How about reasoning along the following lines. Let $v$ be an eigenvector of $A$ with eigenvalue $\lambda$, and let $$ w = \sqrt{A}v.$$ By looking at the matrix-representation of $\sqrt{A}|_{\operatorname{span}(v,w)}$ we easily find the eigenvectors $\sqrt{\lambda}v+w$ and $\sqrt{\lambda}-w$. It is easily check that $$\begin{align*} \sqrt{A}(\sqrt{\lambda}v+w) &= \sqrt{\lambda}\sqrt{A}v + Av \\ &= \sqrt{\lambda}w+\lambda v \\ &= \sqrt{\lambda}(\sqrt{\lambda}v + w) \end{align*}$$

Answer 2

I am including this comment as an answer and will accept it as soon as I can since it proves the claim. Inspiration for this proof is by @Testcase.
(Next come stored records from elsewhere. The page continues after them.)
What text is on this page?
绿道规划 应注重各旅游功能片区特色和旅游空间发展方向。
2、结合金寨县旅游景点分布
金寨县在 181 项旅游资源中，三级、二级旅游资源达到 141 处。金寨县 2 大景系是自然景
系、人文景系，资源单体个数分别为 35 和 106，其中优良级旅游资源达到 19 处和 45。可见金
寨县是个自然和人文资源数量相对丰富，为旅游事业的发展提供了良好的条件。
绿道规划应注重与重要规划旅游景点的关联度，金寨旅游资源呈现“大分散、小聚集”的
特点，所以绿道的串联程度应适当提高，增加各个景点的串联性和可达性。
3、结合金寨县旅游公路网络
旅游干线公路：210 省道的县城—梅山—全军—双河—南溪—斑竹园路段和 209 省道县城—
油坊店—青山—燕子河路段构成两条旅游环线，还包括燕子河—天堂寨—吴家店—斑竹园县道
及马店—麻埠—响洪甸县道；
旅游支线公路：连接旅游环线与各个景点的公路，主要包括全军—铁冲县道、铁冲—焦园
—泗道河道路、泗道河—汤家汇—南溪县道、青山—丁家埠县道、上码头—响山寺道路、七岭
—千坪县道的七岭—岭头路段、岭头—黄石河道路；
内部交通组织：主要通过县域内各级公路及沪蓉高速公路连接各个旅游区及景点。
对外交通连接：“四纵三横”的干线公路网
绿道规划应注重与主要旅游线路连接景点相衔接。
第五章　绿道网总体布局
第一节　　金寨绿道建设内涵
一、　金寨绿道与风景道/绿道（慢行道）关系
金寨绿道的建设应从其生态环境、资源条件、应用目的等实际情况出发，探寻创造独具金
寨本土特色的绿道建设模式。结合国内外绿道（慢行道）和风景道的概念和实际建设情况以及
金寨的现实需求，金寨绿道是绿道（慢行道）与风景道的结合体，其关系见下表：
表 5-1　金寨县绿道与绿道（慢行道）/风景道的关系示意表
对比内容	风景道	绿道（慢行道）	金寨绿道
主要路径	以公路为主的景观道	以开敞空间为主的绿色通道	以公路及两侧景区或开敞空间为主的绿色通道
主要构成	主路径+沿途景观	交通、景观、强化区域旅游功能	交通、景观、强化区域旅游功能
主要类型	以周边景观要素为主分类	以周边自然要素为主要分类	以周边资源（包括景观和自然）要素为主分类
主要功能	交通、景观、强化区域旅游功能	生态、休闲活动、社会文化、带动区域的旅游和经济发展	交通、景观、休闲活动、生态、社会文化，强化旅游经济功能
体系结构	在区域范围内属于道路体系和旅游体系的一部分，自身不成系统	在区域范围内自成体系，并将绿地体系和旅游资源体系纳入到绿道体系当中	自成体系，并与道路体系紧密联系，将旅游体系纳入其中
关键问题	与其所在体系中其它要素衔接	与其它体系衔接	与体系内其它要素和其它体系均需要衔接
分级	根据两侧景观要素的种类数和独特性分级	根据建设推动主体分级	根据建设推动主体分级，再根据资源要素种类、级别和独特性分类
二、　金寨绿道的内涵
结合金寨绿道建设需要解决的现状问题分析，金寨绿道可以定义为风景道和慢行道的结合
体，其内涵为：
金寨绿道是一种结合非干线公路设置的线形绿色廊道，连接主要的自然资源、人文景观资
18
Take $w = \sqrt{c_j}e_j - \sqrt{A}e_j$. We aim to show that $||w|| = 0$. To that end,

$$\sqrt{A}w=\sqrt{c_j}\sqrt{A}e_j - Ae_j = \sqrt{c_j}(\sqrt{A}e_j - \sqrt{c_j}e_j) = -\sqrt{c_j}w$$

We assumed that $\sqrt{A}$ is positive. Therefore by $\left<w,w\right>\geq 0$, $\left<\sqrt{A}w,w\right>=-\sqrt{c_j}||w||^2\leq 0$. But this is only possible if $\sqrt{c_j}=0$ or $||w||=0$. Thus the claim follows.

Answer 3

We have $$A-\lambda I=(\sqrt{A}+\sqrt{\lambda}I)(\sqrt{A}-\sqrt{\lambda}I)$$ For $\lambda>0$ the first factor is an invertible operator. Therefore $(A-\sqrt{\lambda}I)v= 0$ iff $(A-\lambda I)v=0.$

Concerning $\lambda=0$ we have $\ker A=\ker A^{1/2}$ as $\langle Av,v\rangle =\|A^{1/2}v\|^2.$

The reasoning can be applied to $A^{1/n}$ by applying the formula for $b^n-a^n.$